There are 53 graveyards in the city of Rawalpindi, of which 31 are in the municipal area while the remaining 22 are located in the cantonment areas. Besides these small graveyards, there is only one planned graveyard located near Dhamial Village, which was completed in 1997 when the Pakistan Peoples Party (PPP) was in power. The graveyard is some 25 kilometers away from the city, making it inaccessible for most of the residents. Several people have reserved land in the graveyards in the city while the remaining residents face an acute shortage of space. In total, all of the graveyards in the city occupy about 308 acres of land, which amounts to just 1.79 per cent of the city’s total area.
Several residents from different localities of Rawalpindi told Pakistan Today that most graveyards were established by the local inhabitants and remain under the control of local ‘mohalla’ (neighbourhood) committees, and that these committees allow burial only to those who pay for the upkeep ‘mohalla’ graveyard.
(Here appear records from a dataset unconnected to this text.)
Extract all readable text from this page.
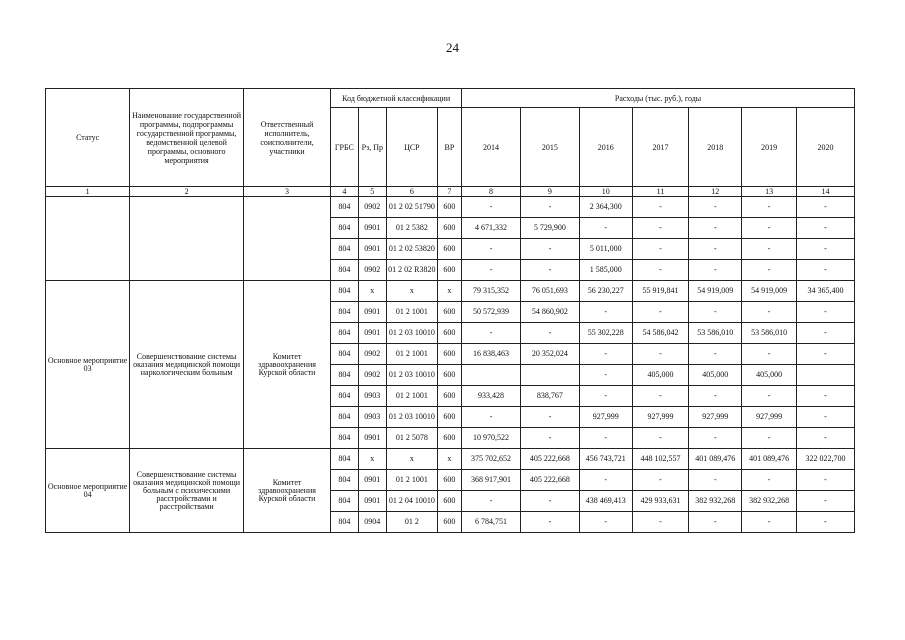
24
Статус	Наименование государственной программы, подпрограммы государственной программы, ведомственной целевой программы, основного мероприятия	Ответственный исполнитель, соисполнители, участники	Код бюджетной классификации				Расходы (тыс. руб.), годы						
			ГРБС	Рз, Пр	ЦСР	ВР	2014	2015	2016	2017	2018	2019	2020
1	2	3	4	5	6	7	8	9	10	11	12	13	14
			804	0902	01 2 02 51790	600	-	-	2 364,300	-	-	-	-
			804	0901	01 2 5382	600	4 671,332	5 729,900	-	-	-	-	-
			804	0901	01 2 02 53820	600	-	-	5 011,000	-	-	-	-
			804	0902	01 2 02 R3820	600	-	-	1 585,000	-	-	-	-
Основное мероприятие 03	Совершенствование системы оказания медицинской помощи наркологическим больным	Комитет здравоохранения Курской области	804	х	х	х	79 315,352	76 051,693	56 230,227	55 919,841	54 919,009	54 919,009	34 365,400
			804	0901	01 2 1001	600	50 572,939	54 860,902	-	-	-	-	-
			804	0901	01 2 03 10010	600	-	-	55 302,228	54 586,042	53 586,010	53 586,010	-
			804	0902	01 2 1001	600	16 838,463	20 352,024	-	-	-	-	-
			804	0902	01 2 03 10010	600			-	405,000	405,000	405,000	
			804	0903	01 2 1001	600	933,428	838,767	-	-	-	-	-
			804	0903	01 2 03 10010	600	-	-	927,999	927,999	927,999	927,999	-
			804	0901	01 2 5078	600	10 970,522	-	-	-	-	-	-
Основное мероприятие 04	Совершенствование системы оказания медицинской помощи больным с психическими расстройствами и расстройствами	Комитет здравоохранения Курской области	804	х	х	х	375 702,652	405 222,668	456 743,721	448 102,557	401 089,476	401 089,476	322 022,700
			804	0901	01 2 1001	600	368 917,901	405 222,668	-	-	-	-	-
			804	0901	01 2 04 10010	600	-	-	438 469,413	429 933,631	382 932,268	382 932,268	-
			804	0904	01 2	600	6 784,751	-	-	-	-	-	-
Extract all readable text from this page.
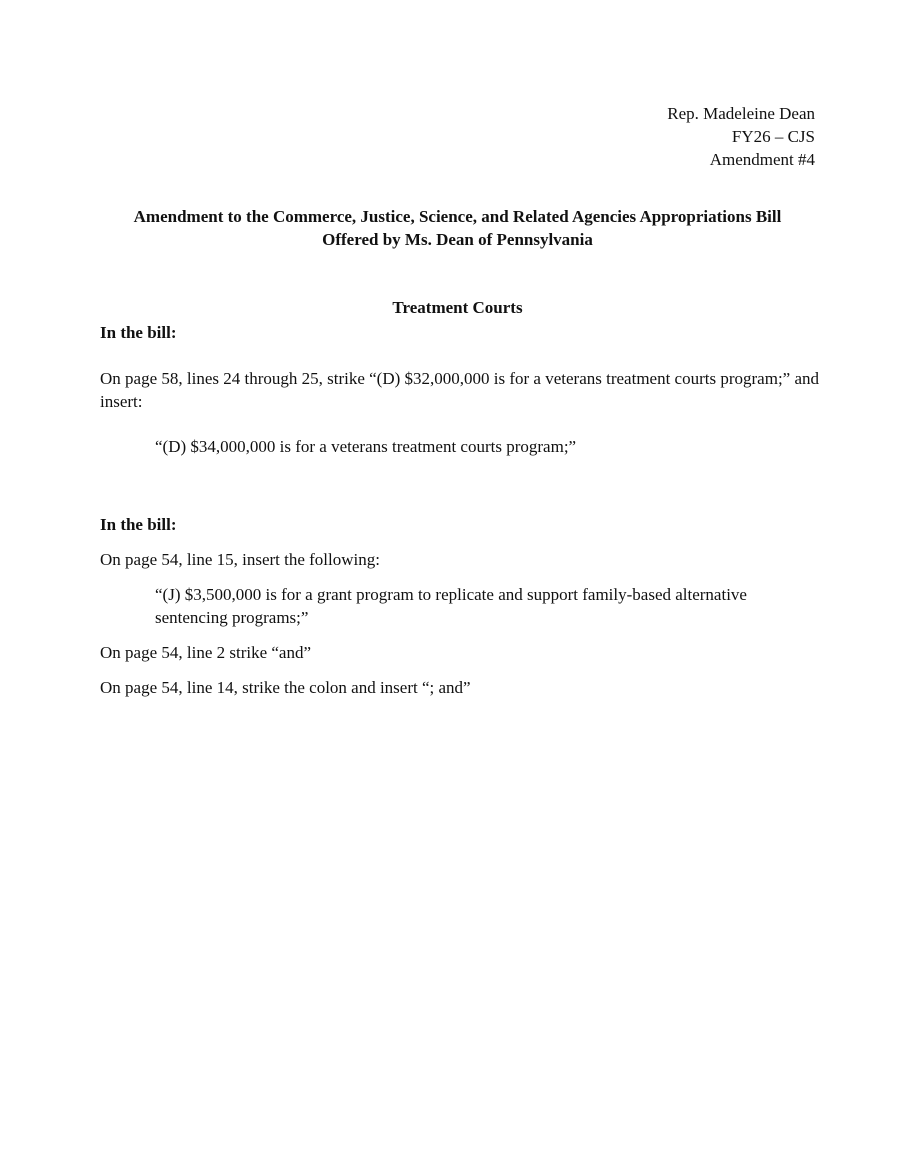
Rep. Madeleine Dean
FY26 – CJS
Amendment #4
Amendment to the Commerce, Justice, Science, and Related Agencies Appropriations Bill
Offered by Ms. Dean of Pennsylvania
Treatment Courts
In the bill:
On page 58, lines 24 through 25, strike “(D) $32,000,000 is for a veterans treatment courts program;” and insert:
“(D) $34,000,000 is for a veterans treatment courts program;”
In the bill:
On page 54, line 15, insert the following:
“(J) $3,500,000 is for a grant program to replicate and support family-based alternative sentencing programs;”
On page 54, line 2 strike “and”
On page 54, line 14, strike the colon and insert “; and”
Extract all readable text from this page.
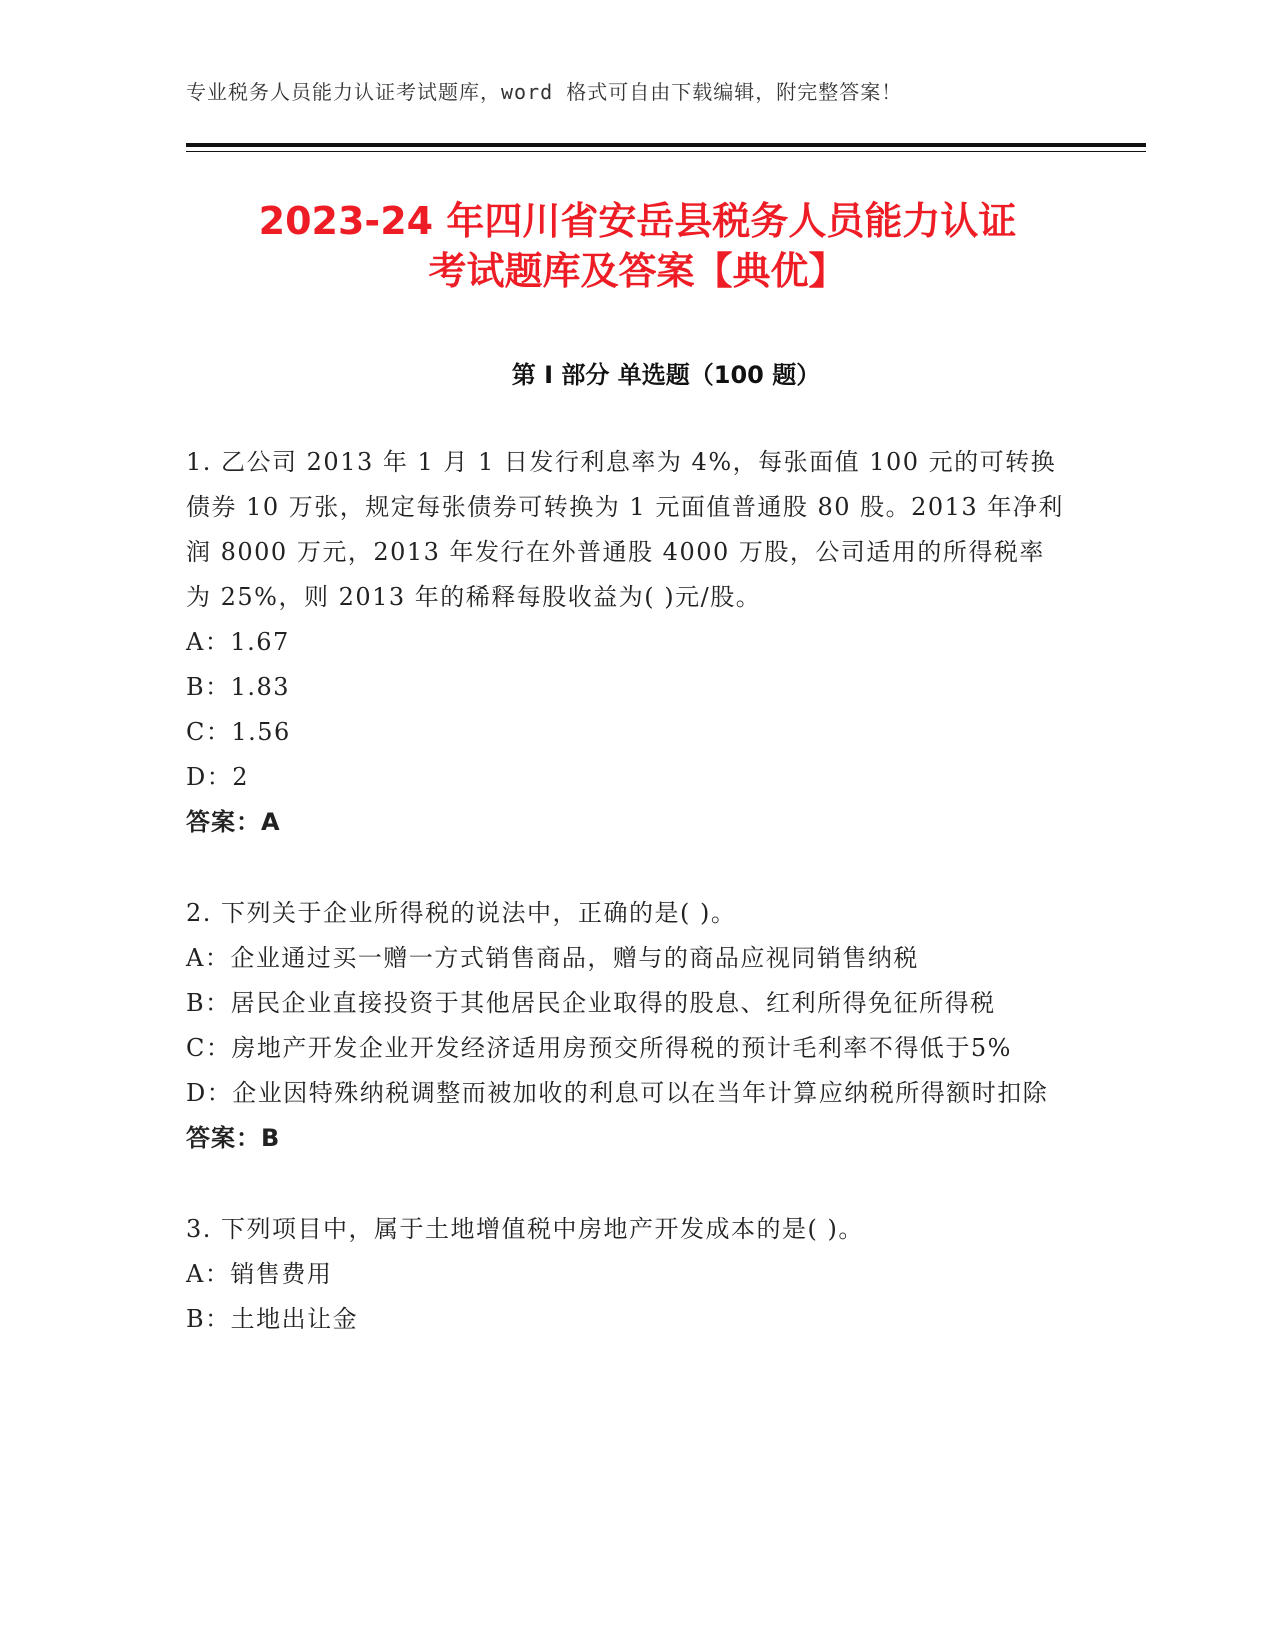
专业税务人员能力认证考试题库，word 格式可自由下载编辑，附完整答案！
2023-24 年四川省安岳县税务人员能力认证
考试题库及答案【典优】
第 I 部分 单选题（100 题）

1. 乙公司 2013 年 1 月 1 日发行利息率为 4%，每张面值 100 元的可转换债券 10 万张，规定每张债券可转换为 1 元面值普通股 80 股。2013 年净利润 8000 万元，2013 年发行在外普通股 4000 万股，公司适用的所得税率为 25%，则 2013 年的稀释每股收益为( )元/股。

A：1.67

B：1.83

C：1.56

D：2

答案：A

2. 下列关于企业所得税的说法中，正确的是( )。

A：企业通过买一赠一方式销售商品，赠与的商品应视同销售纳税

B：居民企业直接投资于其他居民企业取得的股息、红利所得免征所得税

C：房地产开发企业开发经济适用房预交所得税的预计毛利率不得低于5%

D：企业因特殊纳税调整而被加收的利息可以在当年计算应纳税所得额时扣除

答案：B

3. 下列项目中，属于土地增值税中房地产开发成本的是( )。

A：销售费用

B：土地出让金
Negligence on the part of the Rawalpindi Development Authority (RDA) and the Rawal Town Municipal Administration (RTMA) is one of the reasons that this problem has become so acute as neither authorities looked into this matter while developing several housing societies. Sources in the RDA told Pakistan Today that it was the responsibility of the RDA ‘high-ups’ to allocate enough land for graveyards in every residential area. Now however, said the official, the whole matter is in the hands of the provincial government, “If the government directs the local administration to work on the expansion of graveyards, the local administration would immediately start work on this project.”
Encroachments on graveyards lands due to the absence of proper boundary walls and the collusion of authorities with private builders in this regard has further aggravated the situation. There are now increasing incidents of the desecration of old graves as new graves replace them.
An RTMA spokesman Tahir Mehmood Khan told Pakistan Today that it was actually the responsibility of the local administration to provide land for graveyards but as land was not available now, the local administration ‘couldn’t do anything’. He added that the RDA had been approving the plans of housing societies and ensuring that there is land for graveyards in them. He ruled out the impression that there was any fault in the planning of the city.
However, the RTMA spokesman believed that the provincial government should look into the matter. He suggested that the adjoining areas of the twin cities, I.J Principal Road and Shakrial, have greenbelts which could be converted into graveyards. “If the provincial government financially assists the administration, we can even buy the land from the Capital Development Authority (CDA) for a graveyard,” the spokesman said, adding that neither the greenbelts nor ‘any green image’ would be affected by the allocation of the land for the graveyard.